Faruk pointed out that the Maharashtra police bypassed the West Bengal police in the verification process and also skipped any visit for physical verification.
TMC Rajya Sabha MP Mamata Thakur called the entire episode unlawful. “Which law allows their deportation without being produced in a court? The union government must specify,” she told Article 14.
While the deported migrant workers try to recover from the trauma, they said another question continues to worry workers—of which document they must carry as fool-proof evidence of their citizenship.
The police in Mira Road were insistent on getting birth certificates, or at least school leaving certificates, Mehebub Sk said.
On 25 May, Faruk in a right to information inquiry, asked the MHA how many documents any inter-state migrant worker should carry to prove his or her citizenship and how many migrant workers from West Bengal have been arrested in Rajasthan, Gujarat, Maharashtra, Odisha and Uttar Pradesh until now, and why.
In response, the MHA said the information he sought was “basically clarificatory in nature, which is not under the purview of RTI Act, 2005”.
They suggested consulting the provisions of the Citizenship Act, 1955 and rules made under it.
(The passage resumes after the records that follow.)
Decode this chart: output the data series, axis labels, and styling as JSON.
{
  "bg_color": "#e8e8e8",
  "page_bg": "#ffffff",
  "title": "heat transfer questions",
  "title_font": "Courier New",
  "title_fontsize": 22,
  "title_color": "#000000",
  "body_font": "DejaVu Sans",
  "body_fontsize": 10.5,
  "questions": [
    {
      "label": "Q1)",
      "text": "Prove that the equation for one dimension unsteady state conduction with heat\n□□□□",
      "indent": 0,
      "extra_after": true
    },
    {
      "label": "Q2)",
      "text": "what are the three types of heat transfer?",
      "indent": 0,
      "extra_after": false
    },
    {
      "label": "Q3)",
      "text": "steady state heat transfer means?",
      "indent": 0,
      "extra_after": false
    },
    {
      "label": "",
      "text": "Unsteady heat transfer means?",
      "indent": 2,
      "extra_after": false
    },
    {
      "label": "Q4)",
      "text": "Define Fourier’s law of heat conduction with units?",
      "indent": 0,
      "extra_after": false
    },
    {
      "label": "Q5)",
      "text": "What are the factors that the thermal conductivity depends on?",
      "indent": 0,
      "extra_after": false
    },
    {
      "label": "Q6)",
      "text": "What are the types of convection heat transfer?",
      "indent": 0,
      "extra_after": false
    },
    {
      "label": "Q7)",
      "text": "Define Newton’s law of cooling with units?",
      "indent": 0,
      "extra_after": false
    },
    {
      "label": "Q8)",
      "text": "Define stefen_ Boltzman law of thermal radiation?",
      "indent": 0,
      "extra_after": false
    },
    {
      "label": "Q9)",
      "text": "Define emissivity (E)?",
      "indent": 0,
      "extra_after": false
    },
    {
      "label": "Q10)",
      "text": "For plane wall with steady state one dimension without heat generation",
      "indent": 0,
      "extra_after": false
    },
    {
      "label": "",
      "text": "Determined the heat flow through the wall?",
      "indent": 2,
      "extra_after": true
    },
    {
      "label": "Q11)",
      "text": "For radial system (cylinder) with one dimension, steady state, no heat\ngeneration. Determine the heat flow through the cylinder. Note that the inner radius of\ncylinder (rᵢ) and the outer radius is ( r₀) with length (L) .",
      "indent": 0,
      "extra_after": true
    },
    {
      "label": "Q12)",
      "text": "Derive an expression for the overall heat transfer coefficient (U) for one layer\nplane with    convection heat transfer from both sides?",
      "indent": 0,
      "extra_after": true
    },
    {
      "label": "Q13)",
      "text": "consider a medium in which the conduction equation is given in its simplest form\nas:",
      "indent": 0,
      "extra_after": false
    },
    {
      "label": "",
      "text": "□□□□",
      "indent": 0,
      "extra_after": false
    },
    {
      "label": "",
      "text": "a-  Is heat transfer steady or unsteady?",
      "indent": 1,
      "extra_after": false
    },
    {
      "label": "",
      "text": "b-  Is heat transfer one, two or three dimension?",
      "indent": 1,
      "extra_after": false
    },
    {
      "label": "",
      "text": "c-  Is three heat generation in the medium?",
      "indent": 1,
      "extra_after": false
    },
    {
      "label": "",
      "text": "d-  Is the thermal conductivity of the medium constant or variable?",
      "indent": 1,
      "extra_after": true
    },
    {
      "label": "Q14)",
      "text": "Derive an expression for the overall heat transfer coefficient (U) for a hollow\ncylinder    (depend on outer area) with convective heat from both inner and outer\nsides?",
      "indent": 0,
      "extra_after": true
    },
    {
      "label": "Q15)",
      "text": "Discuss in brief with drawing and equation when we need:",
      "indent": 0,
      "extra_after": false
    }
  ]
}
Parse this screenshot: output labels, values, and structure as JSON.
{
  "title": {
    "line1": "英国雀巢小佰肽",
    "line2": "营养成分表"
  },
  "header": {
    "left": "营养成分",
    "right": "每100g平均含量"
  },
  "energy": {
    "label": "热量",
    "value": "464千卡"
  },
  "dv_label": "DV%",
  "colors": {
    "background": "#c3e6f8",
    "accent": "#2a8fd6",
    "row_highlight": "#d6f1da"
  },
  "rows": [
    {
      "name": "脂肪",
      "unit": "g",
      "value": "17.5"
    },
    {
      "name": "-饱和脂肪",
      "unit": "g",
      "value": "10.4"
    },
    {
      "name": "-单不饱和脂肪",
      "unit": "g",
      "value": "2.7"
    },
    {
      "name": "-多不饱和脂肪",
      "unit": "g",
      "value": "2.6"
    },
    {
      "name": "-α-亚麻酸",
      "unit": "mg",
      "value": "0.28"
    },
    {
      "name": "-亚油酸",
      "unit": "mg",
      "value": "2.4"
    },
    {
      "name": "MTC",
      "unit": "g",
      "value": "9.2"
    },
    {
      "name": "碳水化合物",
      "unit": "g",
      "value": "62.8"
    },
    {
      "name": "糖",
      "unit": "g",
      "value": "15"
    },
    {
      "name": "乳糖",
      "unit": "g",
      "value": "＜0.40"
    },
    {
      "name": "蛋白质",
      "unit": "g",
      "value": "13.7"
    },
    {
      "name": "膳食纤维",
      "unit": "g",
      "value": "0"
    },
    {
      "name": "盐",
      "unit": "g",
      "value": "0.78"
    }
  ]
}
The MHA also denied having any information on the number of arrests in those states and advised the applicant to approach the states concerned.
“We need an indisputable ID card,” said Tahajul Mandal, himself a migrant worker.
“Myself, my son, my daughter-in-law—we’ll have to travel in search of work,” he said. “Let the government announce one fool-proof document and we’ll carry it.”
(Snigdhendu Bhattacharya is a Kolkata-based author and independent journalist, who writes on politics, history, human rights, culture, environment and climate change.)